Brigantaggio moribondo

il brigante AnsuiniDicono che il brigantaggio sia morto, come dicono che siano morte la camorra e la mafia. Quanto al brigantaggio, il giudizio di chi lo dichiara morto è precoce, ma non del tutto erroneo. Se non morto, esso è moribondo.

Fortunato Ansuini e Damiano Menichetti sono il pendant brigantesco di Tiburzi e di Fioravanti. Essi fanno della macchia di San Magno - che è il loro quartier generale - ciò che gli altri fanno della macchia del Lamone. Ansuini è la testa dell'associazione, Menichetti il braccio. Nella loro tragica, arditissima fuga da Montefilippo, Ansuini era stato l'ideatore e il preparatore dell'evasione; Menichetti non aveva avuto che la parte modesta della sentinella.
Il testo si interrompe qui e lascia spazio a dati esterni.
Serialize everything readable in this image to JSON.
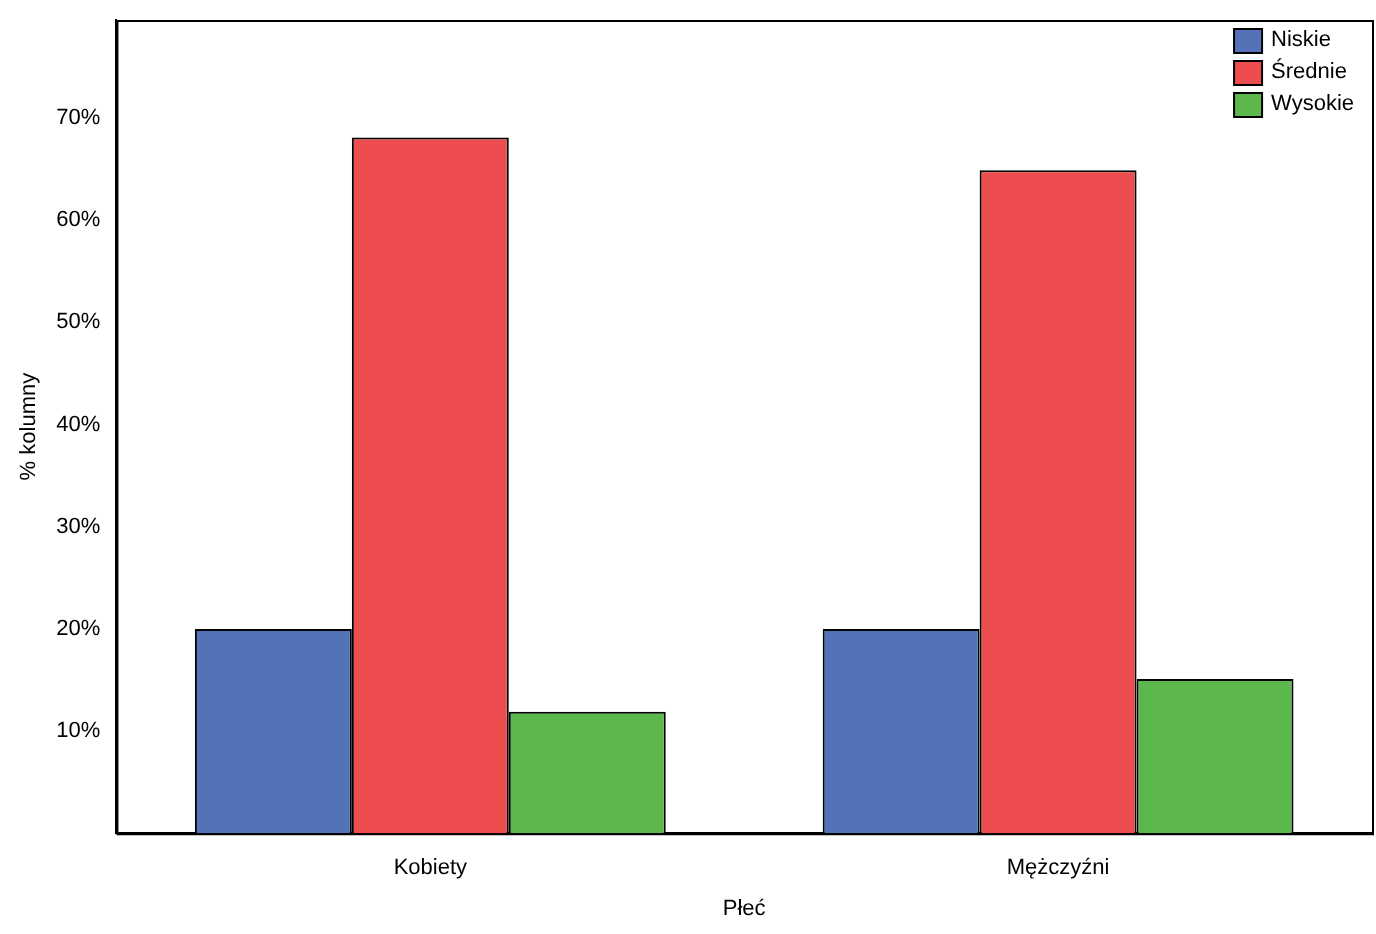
{
  "chart_data": {
    "type": "bar",
    "xlabel": "Płeć",
    "ylabel": "% kolumny",
    "categories": [
      "Kobiety",
      "Mężczyźni"
    ],
    "series": [
      {
        "name": "Niskie",
        "color": "#5472b8",
        "values": [
          20.0,
          20.0
        ]
      },
      {
        "name": "Średnie",
        "color": "#ee4d4f",
        "values": [
          68.1,
          64.9
        ]
      },
      {
        "name": "Wysokie",
        "color": "#5cb84c",
        "values": [
          11.9,
          15.1
        ]
      }
    ],
    "ylim": [
      0,
      79.6
    ],
    "yticks": [
      {
        "value": 10,
        "label": "10%"
      },
      {
        "value": 20,
        "label": "20%"
      },
      {
        "value": 30,
        "label": "30%"
      },
      {
        "value": 40,
        "label": "40%"
      },
      {
        "value": 50,
        "label": "50%"
      },
      {
        "value": 60,
        "label": "60%"
      },
      {
        "value": 70,
        "label": "70%"
      }
    ],
    "grid": false,
    "legend": "top right"
  }
}
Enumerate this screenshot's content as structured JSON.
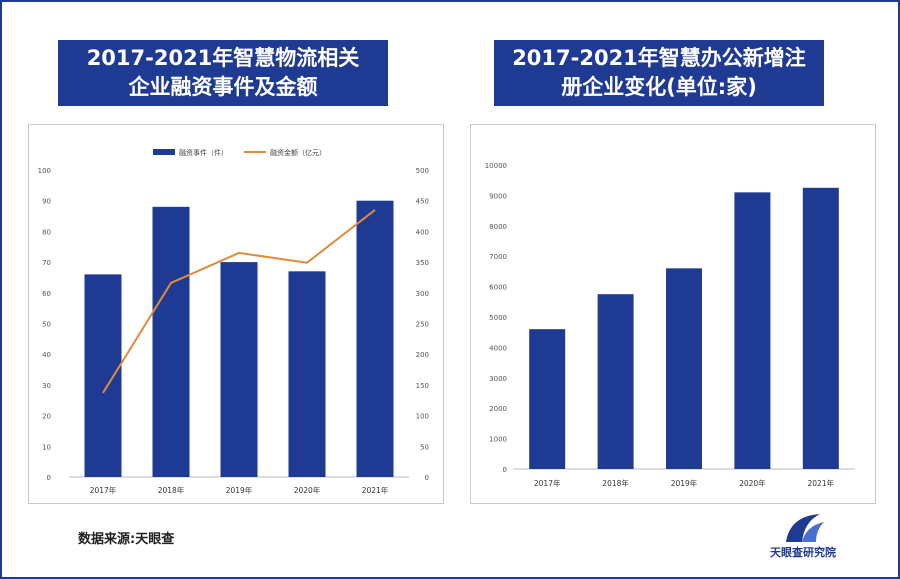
{
  "colors": {
    "bar": "#1f3a93",
    "line": "#e08a3c",
    "title_bg": "#1f3a93",
    "axis_text": "#555555"
  },
  "left_title": {
    "line1": "2017-2021年智慧物流相关",
    "line2": "企业融资事件及金额"
  },
  "right_title": {
    "line1": "2017-2021年智慧办公新增注",
    "line2": "册企业变化(单位:家)"
  },
  "source": "数据来源:天眼查",
  "logo": {
    "icon": "tianyancha-logo-icon",
    "text": "天眼查研究院"
  },
  "chart_data": [
    {
      "type": "bar",
      "categories": [
        "2017年",
        "2018年",
        "2019年",
        "2020年",
        "2021年"
      ],
      "series": [
        {
          "name": "融资事件（件）",
          "type": "bar",
          "axis": "left",
          "values": [
            66,
            88,
            70,
            67,
            90
          ]
        },
        {
          "name": "融资金额（亿元）",
          "type": "line",
          "axis": "right",
          "values": [
            137,
            316,
            365,
            349,
            435
          ]
        }
      ],
      "ylim": [
        0,
        100
      ],
      "y_ticks": [
        0,
        10,
        20,
        30,
        40,
        50,
        60,
        70,
        80,
        90,
        100
      ],
      "y2lim": [
        0,
        500
      ],
      "y2_ticks": [
        0,
        50,
        100,
        150,
        200,
        250,
        300,
        350,
        400,
        450,
        500
      ],
      "legend": "top-center",
      "grid": false
    },
    {
      "type": "bar",
      "categories": [
        "2017年",
        "2018年",
        "2019年",
        "2020年",
        "2021年"
      ],
      "values": [
        4600,
        5750,
        6600,
        9100,
        9250
      ],
      "ylim": [
        0,
        10000
      ],
      "y_ticks": [
        0,
        1000,
        2000,
        3000,
        4000,
        5000,
        6000,
        7000,
        8000,
        9000,
        10000
      ],
      "grid": false
    }
  ]
}
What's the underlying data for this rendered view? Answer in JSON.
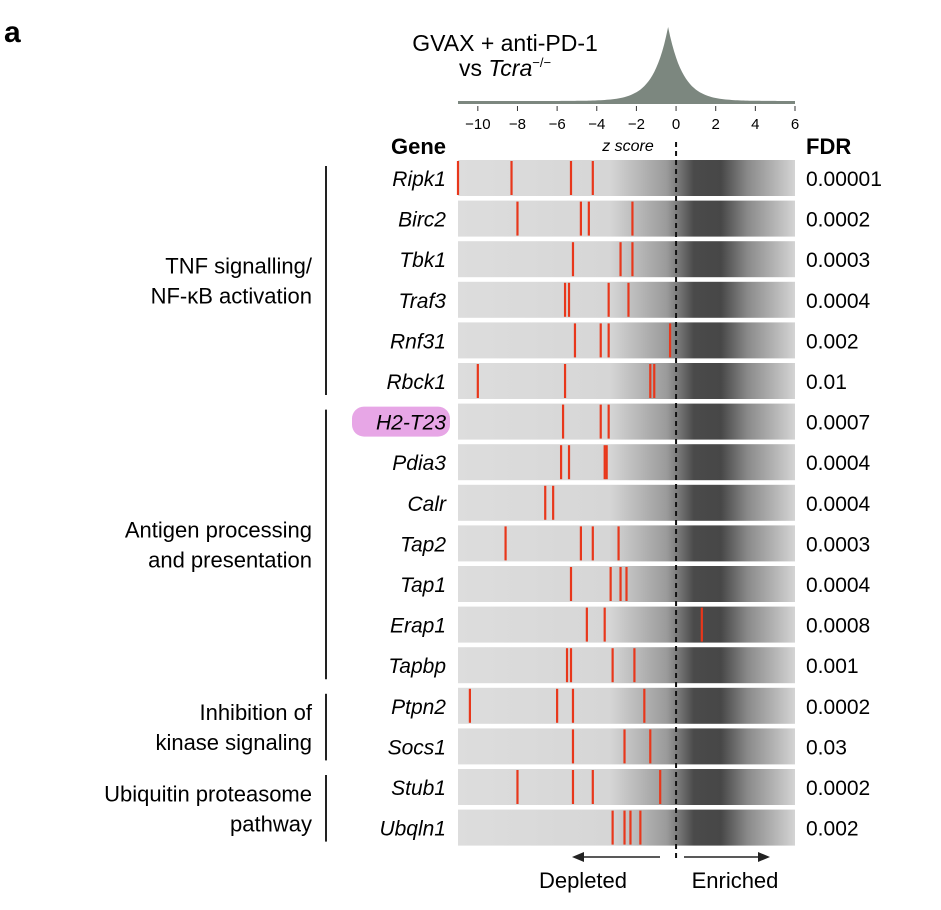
{
  "panel_label": "a",
  "chart_data": {
    "type": "heatmap",
    "title_line1": "GVAX + anti-PD-1",
    "title_line2_prefix": "vs ",
    "title_line2_gene": "Tcra",
    "title_line2_sup": "−/−",
    "xlabel": "z score",
    "xlim": [
      -11,
      6
    ],
    "xticks": [
      -10,
      -8,
      -6,
      -4,
      -2,
      0,
      2,
      4,
      6
    ],
    "tick_labels": [
      "−10",
      "−8",
      "−6",
      "−4",
      "−2",
      "0",
      "2",
      "4",
      "6"
    ],
    "gene_header": "Gene",
    "fdr_header": "FDR",
    "reference_line_x": 0,
    "depleted_label": "Depleted",
    "enriched_label": "Enriched",
    "colors": {
      "guide": "#e8371b",
      "background_light": "#dddddd",
      "background_dark": "#4a4a4a",
      "histogram": "#7c877f",
      "highlight": "#e7a6e6"
    },
    "groups": [
      {
        "lines": [
          "TNF signalling/",
          "NF-κB activation"
        ],
        "rows": [
          0,
          5
        ]
      },
      {
        "lines": [
          "Antigen processing",
          "and presentation"
        ],
        "rows": [
          6,
          12
        ]
      },
      {
        "lines": [
          "Inhibition of",
          "kinase signaling"
        ],
        "rows": [
          13,
          14
        ]
      },
      {
        "lines": [
          "Ubiquitin proteasome",
          "pathway"
        ],
        "rows": [
          15,
          16
        ]
      }
    ],
    "rows": [
      {
        "gene": "Ripk1",
        "fdr": "0.00001",
        "guides": [
          -11.0,
          -8.3,
          -5.3,
          -4.2
        ],
        "highlight": false
      },
      {
        "gene": "Birc2",
        "fdr": "0.0002",
        "guides": [
          -8.0,
          -4.8,
          -4.4,
          -2.2
        ],
        "highlight": false
      },
      {
        "gene": "Tbk1",
        "fdr": "0.0003",
        "guides": [
          -5.2,
          -2.8,
          -2.2
        ],
        "highlight": false
      },
      {
        "gene": "Traf3",
        "fdr": "0.0004",
        "guides": [
          -5.6,
          -5.4,
          -3.4,
          -2.4
        ],
        "highlight": false
      },
      {
        "gene": "Rnf31",
        "fdr": "0.002",
        "guides": [
          -5.1,
          -3.8,
          -3.4,
          -0.3
        ],
        "highlight": false
      },
      {
        "gene": "Rbck1",
        "fdr": "0.01",
        "guides": [
          -10.0,
          -5.6,
          -1.3,
          -1.1
        ],
        "highlight": false
      },
      {
        "gene": "H2-T23",
        "fdr": "0.0007",
        "guides": [
          -5.7,
          -3.8,
          -3.4
        ],
        "highlight": true
      },
      {
        "gene": "Pdia3",
        "fdr": "0.0004",
        "guides": [
          -5.8,
          -5.4,
          -3.6,
          -3.5
        ],
        "highlight": false
      },
      {
        "gene": "Calr",
        "fdr": "0.0004",
        "guides": [
          -6.6,
          -6.2
        ],
        "highlight": false
      },
      {
        "gene": "Tap2",
        "fdr": "0.0003",
        "guides": [
          -8.6,
          -4.8,
          -4.2,
          -2.9
        ],
        "highlight": false
      },
      {
        "gene": "Tap1",
        "fdr": "0.0004",
        "guides": [
          -5.3,
          -3.3,
          -2.8,
          -2.5
        ],
        "highlight": false
      },
      {
        "gene": "Erap1",
        "fdr": "0.0008",
        "guides": [
          -4.5,
          -3.6,
          1.3
        ],
        "highlight": false
      },
      {
        "gene": "Tapbp",
        "fdr": "0.001",
        "guides": [
          -5.5,
          -5.3,
          -3.2,
          -2.1
        ],
        "highlight": false
      },
      {
        "gene": "Ptpn2",
        "fdr": "0.0002",
        "guides": [
          -10.4,
          -6.0,
          -5.2,
          -1.6
        ],
        "highlight": false
      },
      {
        "gene": "Socs1",
        "fdr": "0.03",
        "guides": [
          -5.2,
          -2.6,
          -1.3
        ],
        "highlight": false
      },
      {
        "gene": "Stub1",
        "fdr": "0.0002",
        "guides": [
          -8.0,
          -5.2,
          -4.2,
          -0.8
        ],
        "highlight": false
      },
      {
        "gene": "Ubqln1",
        "fdr": "0.002",
        "guides": [
          -3.2,
          -2.6,
          -2.3,
          -1.8
        ],
        "highlight": false
      }
    ]
  }
}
Per disgrazia i guardiani, quella notte dormirono saporitamente; e i due briganti, pochi giorni dopo commettevano una grassazione. Nei sei mesi successivi ne aggiunsero alla prima un'altra, e due omicidii.
L'ultimo di questi, oltre la consueta ferocia, rivelava una crudele ironia. Nell'aprile scorso, scompariva improvvisamente da casa sua certo Signorelli. Una settimana dopo, la moglie riceveva una lettera firmata Ansuini, in cui le si chiedevano 2000 lire per il riscatto del marito.. La povera donna portò le 2000 lire al luogo indicato, ma il Signorelli non tornò a casa. Due mesi dopo, sul margine d'un fosso, se ne ritrova il cadavere, e vicino ad esso un biglietto di Ansuini in cui questi scrive alla vedova che non vuol saperne de' suoi denari.

L'atrocità del fatto risvegliò l'attenzione dell'autorità la quale inviò il brigadiere dei carabinieri Sebastiano Preta con tre soldati nella macchia San Magno.

Il brigante Menichetti

Il 3 giugno dell'anno scorso la pattuglia incontra a metà della macchia un giardiano, certo Papi Giuseppe: gli chiede se ha notizie dei briganti, egli risponde che non sa nulla e continua a cavallo la sua strada. Non avea fatto 200 metri e da dietro un albero gli vien tirata una fucilata. Per fortuna rimane illeso, ma ha la presenza di spirito di gettarsi da cavallo fingendosi gravemente ferito, onde evitare che gli assalitori ripetano il colpo.

I carabinieri accorrono; egli indica loro la direzione da prendere. Il brigadiere Preta e un soldato si mettono per un viottolo fra gli sterpi, gli altri due soldati per un altro. Mentre i primi passavano vicino a un rialzo di terreno coperto di folta e alta ginestra, due colpi di moschetto traversano il cuore del Preta che resta all'istante cadavere, e un altro colpo spezza al soldato Carosi la cassa del suo fucile reso così inservibile. In questo mentre arrivano sul luogo anche gli altri due carabinieri e il Papi, e fra questi e i due briganti s'impegna il fuoco. Il Carosi, non potendo adoperare il suo fucile, s'avanza coraggiosamente fino al cadavere di Preta, rimasto a terra fra i soldati e i briganti, ne prende il fucile e scarica un colpo contro Menichetti. Questi cade ed è disarmato e legato. Oltre l'arma - un magnifico Lancaster ultimo modello - gli sequestrarono 185 franchi e un pacco di canzoni oscene in vernacolo ch'egli stesso aveva composte. Ansuini riesce miracolosamente a fuggire, e ancora si cerca: Menichetti morì un mese fa nel bagno penale di Civitavecchia.

Il brigadiere Preta fu decarato alla memoria con una medaglia d'argento al V.M. il 26 luglio 1891 (n.d.r.).